ECLI:NL:RBDHA:2025:8722

Rechtbank Den Haag

Datum uitspraak
19 mei 2025
Publicatiedatum
19 mei 2025
Zaaknummer
NL25.21944
Instantie
Rechtbank Den Haag
Type
Uitspraak
Procedures
  • Eerste aanleg - enkelvoudig
Vindplaatsen
  • Rechtspraak.nl
AI samenvatting door LexboostAutomatisch gegenereerd

Kennisgeving vervolgberoep bewaring en ambtshalve toetsing van de rechtmatigheid van de maatregel van bewaring

In deze zaak heeft de Rechtbank Den Haag op 19 mei 2025 uitspraak gedaan in een vervolgberoep tegen de maatregel van bewaring die op 20 februari 2025 aan de eiser was opgelegd door de minister van Asiel en Migratie. De eiser, een Libische nationaliteit hebbende jongere, heeft geen beroepsgronden aangevoerd tegen het voortduren van de maatregel van bewaring. De rechtbank heeft vastgesteld dat de maatregel eerder is getoetst en rechtmatig was tot 4 maart 2025. De rechtbank heeft ambtshalve geen gronden gevonden om het voortduren van de maatregel onrechtmatig te achten. Het beroep is ongegrond verklaard en het verzoek om schadevergoeding is afgewezen. De uitspraak is gedaan door mr. M.L. Weerkamp, rechter, en is openbaar gemaakt op www.rechtspraak.nl.

Uitspraak

RECHTBANK DEN HAAG

Zittingsplaats Middelburg
Bestuursrecht
zaaknummer: NL25.21944

uitspraak van de enkelvoudige kamer in de zaak tussen

[eiser], V-nummer: [V-nummer], eiser

(gemachtigde: mr. M.M. Polman),
en

de minister van Asiel en Migratie, verweerder.

Procesverloop

Verweerder heeft op 20 februari 2025 aan eiser de maatregel van bewaring op grond van artikel 59, eerste lid, aanhef en onder a, van de Vreemdelingenwet 2000 (Vw) opgelegd. Deze maatregel duurt nog voort.
Verweerder heeft de rechtbank op 13 mei 2025 van het voortduren van de maatregel van bewaring in kennis gesteld. Deze kennisgeving wordt gelijkgesteld met een door eiser ingesteld beroep.
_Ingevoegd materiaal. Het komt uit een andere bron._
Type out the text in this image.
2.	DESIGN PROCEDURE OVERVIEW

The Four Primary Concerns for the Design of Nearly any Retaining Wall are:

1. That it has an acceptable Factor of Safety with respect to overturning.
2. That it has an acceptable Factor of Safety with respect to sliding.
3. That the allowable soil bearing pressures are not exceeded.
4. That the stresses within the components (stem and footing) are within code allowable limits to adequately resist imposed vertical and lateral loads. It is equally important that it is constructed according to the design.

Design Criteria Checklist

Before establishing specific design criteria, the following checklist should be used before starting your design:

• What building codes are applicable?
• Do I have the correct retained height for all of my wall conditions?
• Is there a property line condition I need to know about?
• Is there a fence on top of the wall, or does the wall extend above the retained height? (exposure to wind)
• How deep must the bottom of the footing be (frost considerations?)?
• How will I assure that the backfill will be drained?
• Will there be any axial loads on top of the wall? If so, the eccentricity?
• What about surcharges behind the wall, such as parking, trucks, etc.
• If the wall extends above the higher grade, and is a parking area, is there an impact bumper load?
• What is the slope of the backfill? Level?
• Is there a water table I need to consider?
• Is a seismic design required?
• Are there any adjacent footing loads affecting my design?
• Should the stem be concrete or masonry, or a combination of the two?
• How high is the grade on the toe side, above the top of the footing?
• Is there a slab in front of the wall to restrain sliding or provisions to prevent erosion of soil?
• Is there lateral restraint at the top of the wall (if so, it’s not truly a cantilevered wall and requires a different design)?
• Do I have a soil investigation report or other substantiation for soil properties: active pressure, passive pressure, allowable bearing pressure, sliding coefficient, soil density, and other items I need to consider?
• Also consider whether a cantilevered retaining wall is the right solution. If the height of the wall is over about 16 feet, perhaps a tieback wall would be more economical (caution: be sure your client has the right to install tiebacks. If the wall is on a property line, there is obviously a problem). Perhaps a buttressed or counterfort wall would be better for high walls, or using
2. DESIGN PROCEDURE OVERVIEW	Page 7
Dit beroep moet tevens worden aangemerkt als een verzoek om toekenning van schadevergoeding.
Verweerder heeft een voortgangsrapportage overgelegd.
De rechtbank heeft bepaald dat een onderzoek ter zitting achterwege blijft en het onderzoek gesloten op 19 mei 2025.

Overwegingen

1. Eiser stelt te zijn geboren op [datum] 2004 en de Libische nationaliteit te hebben.
2. Indien de rechtbank van oordeel is dat de toepassing of tenuitvoerlegging van de maatregel van bewaring in strijd is met de Vw dan wel bij afweging van alle daarbij betrokken belangen in redelijkheid niet gerechtvaardigd is, verklaart zij op grond van artikel 96, derde lid, van de Vw het beroep gegrond en beveelt zij de opheffing van de maatregel of een wijziging van de wijze van tenuitvoerlegging daarvan.
3. De rechtbank stelt voorop dat zij deze maatregel van bewaring al eerder heeft getoetst. Uit de uitspraak van 6 maart 2025 volgt dat de maatregel van bewaring tot het moment van het sluiten van het onderzoek dat aan die uitspraak ten grondslag ligt, 4 maart 2025, rechtmatig was. [1] Daarom is bij de beoordeling van de rechtmatigheid van het voortduren van de maatregel van bewaring slechts de periode van belang sinds 4 maart 2025.
4. Eiser heeft geen gronden aangevoerd tegen het voortduren van de maatregel van bewaring. De rechtbank ziet ook ambtshalve geen grond voor het oordeel dat het voortduren van de bewaring op enig moment tot het sluiten van het onderzoek onrechtmatig is te achten.
5. Het beroep is ongegrond. Daarom wordt ook het verzoek om schadevergoeding afgewezen.
6. Voor een proceskostenveroordeling bestaat geen aanleiding.

Beslissing

De rechtbank:
- verklaart het beroep ongegrond;
- wijst het verzoek om schadevergoeding af.
Deze uitspraak is gedaan op 19 mei 2025 door mr. M.L. Weerkamp, rechter, in aanwezigheid van mr. W. van Loon, griffier, en openbaar gemaakt door middel van geanonimiseerde publicatie op www.rechtspraak.nl.
De uitspraak is bekendgemaakt op:
Rechtsmiddel
Tegen deze uitspraak staat geen rechtsmiddel open.